Police released few details at a Friday morning news conference about why they were in Nevada, but the sergeant later explained that new information from a search warrant in the Susan Powell case prompted them to head to the Silver State.
"We were able to obtain information from a prior search warrant," Sgt. Mike Powell said. He would not specify when or where the warrant was served or whether the information was a result from crime lab tests. At one point, he said the warrant was served during "the initial part of the investigation" and said the information received was "fairly recent."
"The specifics I'm not able to discuss in any detail at all," Mike Powell said earlier at a news conference that prompted more questions than provided answers.
The sergeant attributed the scant information to a court-ordered "secrecy order" and invited members of the media to join him and four police detectives on several searches in areas outside of town. He said investigators chose to "utilize the media" in order to let people know the case is still an active investigation.
After Friday's search was over, Mike Powell noted that part for the reason for the delay in receiving some of the information from the search warrant that eventually led them to Ely, Nev., was Josh Powell.
"That information was delayed in time as a direct result of the lack of cooperation of Josh Powell," Sgt. Mike Powell, who has no relation, said. "We always welcome him to come forward and speak with us."
Sgt. Powell also noted that Friday's search, "has absolutely nothing to do with Steven Koecher."

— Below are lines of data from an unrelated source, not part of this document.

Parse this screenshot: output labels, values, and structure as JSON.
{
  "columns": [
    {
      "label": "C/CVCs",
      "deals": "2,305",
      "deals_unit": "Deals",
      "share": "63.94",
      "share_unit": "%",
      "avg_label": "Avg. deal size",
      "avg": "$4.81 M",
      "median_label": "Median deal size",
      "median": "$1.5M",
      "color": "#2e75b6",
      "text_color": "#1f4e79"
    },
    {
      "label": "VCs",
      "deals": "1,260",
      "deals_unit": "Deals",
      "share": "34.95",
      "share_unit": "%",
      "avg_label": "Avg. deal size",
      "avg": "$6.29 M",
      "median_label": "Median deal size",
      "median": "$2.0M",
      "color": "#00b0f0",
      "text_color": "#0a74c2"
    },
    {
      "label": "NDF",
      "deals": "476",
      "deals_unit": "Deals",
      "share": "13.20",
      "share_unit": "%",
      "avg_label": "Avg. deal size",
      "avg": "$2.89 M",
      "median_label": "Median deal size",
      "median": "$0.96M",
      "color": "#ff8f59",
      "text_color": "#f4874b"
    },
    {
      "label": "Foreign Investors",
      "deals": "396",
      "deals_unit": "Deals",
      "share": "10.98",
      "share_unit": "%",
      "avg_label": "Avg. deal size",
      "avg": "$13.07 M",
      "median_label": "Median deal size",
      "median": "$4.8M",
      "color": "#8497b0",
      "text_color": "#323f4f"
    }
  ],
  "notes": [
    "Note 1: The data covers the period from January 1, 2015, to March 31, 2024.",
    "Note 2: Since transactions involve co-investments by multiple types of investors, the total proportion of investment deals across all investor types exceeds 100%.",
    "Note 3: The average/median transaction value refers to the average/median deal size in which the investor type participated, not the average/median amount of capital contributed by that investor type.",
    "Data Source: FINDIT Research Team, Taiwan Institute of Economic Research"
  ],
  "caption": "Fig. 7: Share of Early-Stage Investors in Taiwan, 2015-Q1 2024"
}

Josh Powell's father-in-law had earlier presented a theory that Susan Cox Powell had run off with another missing Utah man, Koecher.
BLM spokesman Chris Hanefeld warned reporters about the many mine shafts, both documented and undocumented. He also warned of rattlesnakes and live wires in the area.
Four detectives carrying ropes, riding ATVs, wearing helmets with big lights and climbing gear searched six abandoned mine shafts in an area that appears to be a makeshift landfill, where people have illegally dumped all kinds of items.
The searches appeared to be cursory and lasted only a few minutes at each site. After finding each mine shaft, searchers marked GPS coordinates at each opening and shined lights inside. Most of the shafts have been between 50 and 100 feet deep. At least one mine shaft had a gate previously installed that had obviously been breached.